5 tips for guests attending an LGBTQ+ wedding

Two brides walking down the aisle

5 tips for guests attending an LGBTQ+ wedding 

A wedding day is simply a celebration of all things love, and all you need to do is make sure the happy couple have a great day. However, if you’ve never attended a same-sex wedding before, you may not know what to expect. Some same-sex couples may choose to have a wedding with all the things you may normally expect, while some may choose to implement new traditions, or omit things from the day’s schedule entirely. So read on for our 5 top tips for guests attending an LGBTQ+ wedding for the first time. 

1) Find out the terminology the couple use, and respect it 

It’s super important to be respectful of the couple and the language they choose surrounding their partnership. They may call themselves a gay couple, a same-sex couple, or a number of other terms that feels right to them. This is the same for their genders, too – they may present as male or female, but this doesn’t necessarily mean this is what they feel comfortable describing themselves as. Find out the terminology the couple uses – maybe take a look at the information on the wedding invitation, take a look at what they say on social media, or simply ask them in a respectful manner. Make sure to use this terminology when writing your wedding card, posting about the day online, and speaking to and about the couple.  

2) Expect the ‘unexpected’ 

A wedding can be whatever you want it to be – and this is true for both heterosexual and same-sex couples. You may have attended very traditional weddings; you may have attended some with a quirky theme – or even a big day looking to ‘rewrite’ the wedding rulebook entirely. And same-sex weddings are no different, the day is whatever they choose for it to be. However, you must expect that there could be some additions – or omissions – from the day. For example, some same-sex couples walk down the aisle together, there may not be a gendered ‘side’ to the room to sit on, there may not be the traditional maid of honour/groomsmen dynamic, and they may choose not to wear the traditional outfits you’d expect to see at a wedding. Don’t pass judgement or comments about what you would or wouldn’t have liked to have seen – simply embrace all the quirks and details of the day, this is all part of the fun! 

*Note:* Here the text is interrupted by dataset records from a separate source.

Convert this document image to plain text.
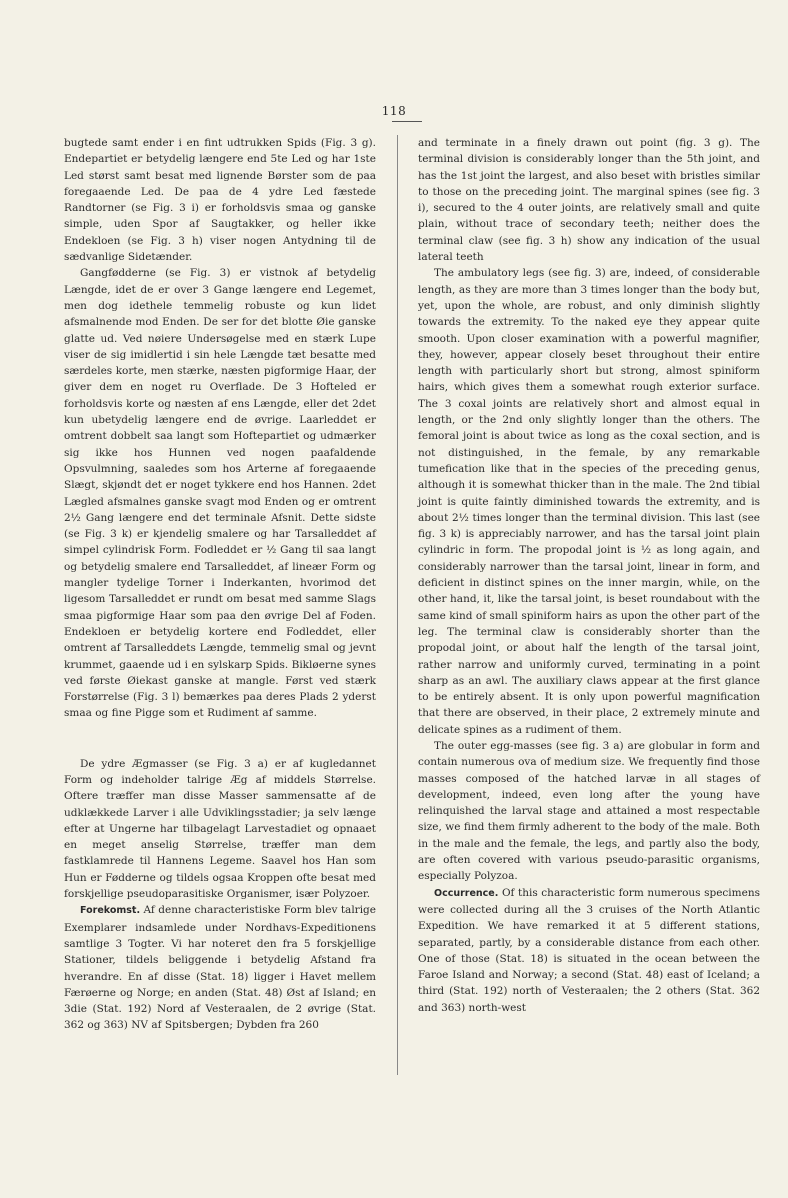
118

bugtede samt ender i en fint udtrukken Spids (Fig. 3 g). Endepartiet er betydelig længere end 5te Led og har 1ste Led størst samt besat med lignende Børster som de paa foregaaende Led. De paa de 4 ydre Led fæstede Randtorner (se Fig. 3 i) er forholdsvis smaa og ganske simple, uden Spor af Saugtakker, og heller ikke Endekloen (se Fig. 3 h) viser nogen Antydning til de sædvanlige Sidetænder.

Gangfødderne (se Fig. 3) er vistnok af betydelig Længde, idet de er over 3 Gange længere end Legemet, men dog idethele temmelig robuste og kun lidet afsmalnende mod Enden. De ser for det blotte Øie ganske glatte ud. Ved nøiere Undersøgelse med en stærk Lupe viser de sig imidlertid i sin hele Længde tæt besatte med særdeles korte, men stærke, næsten pigformige Haar, der giver dem en noget ru Overflade. De 3 Hofteled er forholdsvis korte og næsten af ens Længde, eller det 2det kun ubetydelig længere end de øvrige. Laarleddet er omtrent dobbelt saa langt som Hoftepartiet og udmærker sig ikke hos Hunnen ved nogen paafaldende Opsvulmning, saaledes som hos Arterne af foregaaende Slægt, skjøndt det er noget tykkere end hos Hannen. 2det Lægled afsmalnes ganske svagt mod Enden og er omtrent 2½ Gang længere end det terminale Afsnit. Dette sidste (se Fig. 3 k) er kjendelig smalere og har Tarsalleddet af simpel cylindrisk Form. Fodleddet er ½ Gang til saa langt og betydelig smalere end Tarsalleddet, af lineær Form og mangler tydelige Torner i Inderkanten, hvorimod det ligesom Tarsalleddet er rundt om besat med samme Slags smaa pigformige Haar som paa den øvrige Del af Foden. Endekloen er betydelig kortere end Fodleddet, eller omtrent af Tarsalleddets Længde, temmelig smal og jevnt krummet, gaaende ud i en sylskarp Spids. Bikløerne synes ved første Øiekast ganske at mangle. Først ved stærk Forstørrelse (Fig. 3 l) bemærkes paa deres Plads 2 yderst smaa og fine Pigge som et Rudiment af samme.

De ydre Ægmasser (se Fig. 3 a) er af kugledannet Form og indeholder talrige Æg af middels Størrelse. Oftere træffer man disse Masser sammensatte af de udklækkede Larver i alle Udviklingsstadier; ja selv længe efter at Ungerne har tilbagelagt Larvestadiet og opnaaet en meget anselig Størrelse, træffer man dem fastklamrede til Hannens Legeme. Saavel hos Han som Hun er Fødderne og tildels ogsaa Kroppen ofte besat med forskjellige pseudoparasitiske Organismer, især Polyzoer.

Forekomst. Af denne characteristiske Form blev talrige Exemplarer indsamlede under Nordhavs-Expeditionens samtlige 3 Togter. Vi har noteret den fra 5 forskjellige Stationer, tildels beliggende i betydelig Afstand fra hverandre. En af disse (Stat. 18) ligger i Havet mellem Færøerne og Norge; en anden (Stat. 48) Øst af Island; en 3die (Stat. 192) Nord af Vesteraalen, de 2 øvrige (Stat. 362 og 363) NV af Spitsbergen; Dybden fra 260

and terminate in a finely drawn out point (fig. 3 g). The terminal division is considerably longer than the 5th joint, and has the 1st joint the largest, and also beset with bristles similar to those on the preceding joint. The marginal spines (see fig. 3 i), secured to the 4 outer joints, are relatively small and quite plain, without trace of secondary teeth; neither does the terminal claw (see fig. 3 h) show any indication of the usual lateral teeth

The ambulatory legs (see fig. 3) are, indeed, of considerable length, as they are more than 3 times longer than the body but, yet, upon the whole, are robust, and only diminish slightly towards the extremity. To the naked eye they appear quite smooth. Upon closer examination with a powerful magnifier, they, however, appear closely beset throughout their entire length with particularly short but strong, almost spiniform hairs, which gives them a somewhat rough exterior surface. The 3 coxal joints are relatively short and almost equal in length, or the 2nd only slightly longer than the others. The femoral joint is about twice as long as the coxal section, and is not distinguished, in the female, by any remarkable tumefication like that in the species of the preceding genus, although it is somewhat thicker than in the male. The 2nd tibial joint is quite faintly diminished towards the extremity, and is about 2½ times longer than the terminal division. This last (see fig. 3 k) is appreciably narrower, and has the tarsal joint plain cylindric in form. The propodal joint is ½ as long again, and considerably narrower than the tarsal joint, linear in form, and deficient in distinct spines on the inner margin, while, on the other hand, it, like the tarsal joint, is beset roundabout with the same kind of small spiniform hairs as upon the other part of the leg. The terminal claw is considerably shorter than the propodal joint, or about half the length of the tarsal joint, rather narrow and uniformly curved, terminating in a point sharp as an awl. The auxiliary claws appear at the first glance to be entirely absent. It is only upon powerful magnification that there are observed, in their place, 2 extremely minute and delicate spines as a rudiment of them.

The outer egg-masses (see fig. 3 a) are globular in form and contain numerous ova of medium size. We frequently find those masses composed of the hatched larvæ in all stages of development, indeed, even long after the young have relinquished the larval stage and attained a most respectable size, we find them firmly adherent to the body of the male. Both in the male and the female, the legs, and partly also the body, are often covered with various pseudo-parasitic organisms, especially Polyzoa.

Occurrence. Of this characteristic form numerous specimens were collected during all the 3 cruises of the North Atlantic Expedition. We have remarked it at 5 different stations, separated, partly, by a considerable distance from each other. One of those (Stat. 18) is situated in the ocean between the Faroe Island and Norway; a second (Stat. 48) east of Iceland; a third (Stat. 192) north of Vesteraalen; the 2 others (Stat. 362 and 363) north-west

3) Don’t use the wedding day as an excuse to talk politics 

Presumably, if you are attending an LGBTQ+ wedding, you are supportive of the couple and their choices. But even if this is the case, don’t use the big day to talk politics with them. You may think you’re passing well-meaning, polite comments about same-sex marriage law, but nobody wants to get into lengthy debates on their wedding day – they simply want to celebrate and have fun! Keep conversation light and celebratory, and only chat marriage law if they start with the topic. 

4) Only post online when explicitly allowed 

Posting content about a wedding online should only be after approval from the couple in any case – and especially not before they have posted their own photos, to not ‘spoil’ their moment. However, it’s important to remember that same-sex couples still to this day – unfortunately – do experience abuse both in the real world and online. So, make sure you do not post anything about the wedding without the couples’ explicit consent, to ensure they are comfortable with the information you are sharing about them. 

5) Don’t quiz the couple on future plans 

Again, you shouldn’t quiz any newlyweds about their future plans on their big day – because who wants to talk about their ten-year plan on the biggest day of their lives?! However, this is especially true when attending an LGBTQ+ wedding. Topics like having children, moving in together and travelling to different countries can all come with lots of logistics and decisions to be made – and some couples may not want these things at all. Personal questions can come across as prying, and the last thing you want to do is put the couple in an uncomfortable position. So once again, only discuss these things is the newlyweds initiate the conversation and seem happy to talk about it.